Sometimes men think they need to have the perfect words to say to their woman. But what women want is a good listener.
Women are good at talking!
What women want is a man who makes them feel like he is really listening to the heart of what they are saying. This means don’t react or respond to every detail of the story. Learn to listen for the core need or emotion that is driving the story!
Don’t feel like you have to rush in a present a quick solution if she is complaining. What she may really want is your understanding of how it made her feel. She is looking for some compassion about what she is experiencing, some validation.
Unless she specifically asks you for advice, refrain from giving it. Giving advice is often not of value even though it can be hard to resist giving it.
Instead, listen for the emotion that is driving the story of what happened. If you don’t know what emotion she is feeling, you can ask a simple question, “Wow, that sounds awful.
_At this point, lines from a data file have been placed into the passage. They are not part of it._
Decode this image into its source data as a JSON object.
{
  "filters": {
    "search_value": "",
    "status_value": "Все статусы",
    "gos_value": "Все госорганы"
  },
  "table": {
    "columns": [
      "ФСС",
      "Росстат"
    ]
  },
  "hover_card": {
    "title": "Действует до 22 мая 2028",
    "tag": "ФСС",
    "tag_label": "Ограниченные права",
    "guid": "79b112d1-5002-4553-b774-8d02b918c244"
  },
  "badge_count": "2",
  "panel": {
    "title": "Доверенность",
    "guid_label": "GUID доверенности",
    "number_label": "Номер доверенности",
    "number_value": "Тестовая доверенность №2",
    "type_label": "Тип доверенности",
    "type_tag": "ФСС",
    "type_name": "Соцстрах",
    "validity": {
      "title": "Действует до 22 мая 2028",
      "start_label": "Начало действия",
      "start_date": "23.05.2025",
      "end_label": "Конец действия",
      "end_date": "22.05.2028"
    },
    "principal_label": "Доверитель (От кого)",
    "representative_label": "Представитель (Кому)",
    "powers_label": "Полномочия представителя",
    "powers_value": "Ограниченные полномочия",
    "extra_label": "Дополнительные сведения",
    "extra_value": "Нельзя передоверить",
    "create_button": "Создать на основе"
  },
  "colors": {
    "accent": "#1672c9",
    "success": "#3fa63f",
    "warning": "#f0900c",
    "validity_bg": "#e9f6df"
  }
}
How did it make you feel?”
This simple question will melt her – it’s what women want! If you try to just solve her problem when she is angry, she may defend her emotional response, and even take it out on you. So, bypassing the story and try to avoid getting tangled up in the.
Just because women want you to listen to them doesn’t mean they don’t want you to talk. It is just a matter of listen first, talk second. Wait till she stops talking before you speak, that is always safer!
People who are good at conversation are happier people. This is because most of their interactions are either friendly, productive, or connection building. Some people seem to be born with these skills. The rest of us can learn to develop them.
The most basic skill of conversation is not what you say, but what you do or don’t do. Specifically, good conversationalists are good listeners. They don’t interrupt. They don’t interject. They don’t make snide comments about what the other person is saying.
That’s what women want. Let her finish her thoughts without throwing in a curve ball. If you want to improve your skills and be someone that people like to talk to, become a better listener.
Women want men to be good listeners, and this doesn’t mean you say nothing, you just chose your moment to say it. She wants to feel that you are engaged and connected to her words. This means that your body language is focused on her and not doing six other tasks, or fidgeting, or looking elsewhere. Eye contact shouldn’t be staring or unblinking, but should match the intensity or degree of connection her own style.
When it comes to eyes, some women prefer more direct eye contact than others. Western cultures tend to value direct eye connection, and Asian and other cultures prefer more fleeting meeting of the eyes. But don’t assume you know – because your woman may have been raised in another culture other than her birth origins.
You will know what she is comfortable with by observing, because she will show you with her own behavior how she wants to be treated. So you need to be watching her to learn from her cues.
Watch two girl friends chatting with each other. Even if you can’t hear their words, you can see their body language. They are probably very focused on each other, maybe even facing each other. One is talking and the other adds little auditory cues like “ah huh,” “yeah” “um” or other little sounds that mean without saying it: “I’m listening, go on, what you’re saying is interesting.” That ‘s what women want. Without these cues, the talker will not feel as if the other person cares to have them continue.
And space is important. Everyone has a sense of personal space, and you violate it at great risk to their comfort. For example, two strangers meeting should stay about the distance of one outstretched arm’s length apart from the person they are talking to.
Moving closer will send a different message. It may be construed as intimate or aggressive, depending upon other body language cues. Ever stand too close to a stranger in an elevator? They will definitely adjust themselves to create the “right distance” between themselves and you.
Ask open-ended questions like: “How was your day?” rather than closed questions, which have only a yes or no answer. If you ask: “Bad day?” you might get a “yes” or a “no” and then the conversation comes to a grinding halt. Open questions require more lengthy answers and this invites more back and forth conversational momentum.
Reveal something of yourself to your woman if you want to move the conversation out of the polite and distant realm and into a more connecting zone. There is an art to self-disclosure. And then pay attention to her response.
It is not about you dropping excessive personal details like a bombing raid. It’s like pouring a bit of cream in a cup of coffee. Each person has a kind of “just right” zone – for how much they want to hear and too much is definitely too much.
Jo-Ellan Dimitrius, author of Reading People, talks about how effective the right level of personal disclosure can be:
“Johnnie Cochran’s jury selection in the O.J. Simpson criminal trial is the best I have ever witnessed. Everyone in the courtroom had to appreciate his mastery of the art of self-disclosure. It was as if he were sitting down for a cup of coffee in the living room of each juror. He laughed. He smiled. They laughed and smiled back. He struck a perfect balance, telling the jury something about himself without revealing too much. That balance is the art of self-disclosure.”
Having good conversations with friends, family and strangers leaves you feeling more enriched. When you have a good conversation with someone, even a casual one with someone standing in line at the bank, you both feel more uplifted because a real connection has been made, even if just for a moment. This is what women want to feel from their man and from their interactions with them.
As humans, we all crave real interactions and genuine connections. It lifts our spirits and those around us. So if you want to be happy, and make others happy, practice your listening skills and improve all your conversations.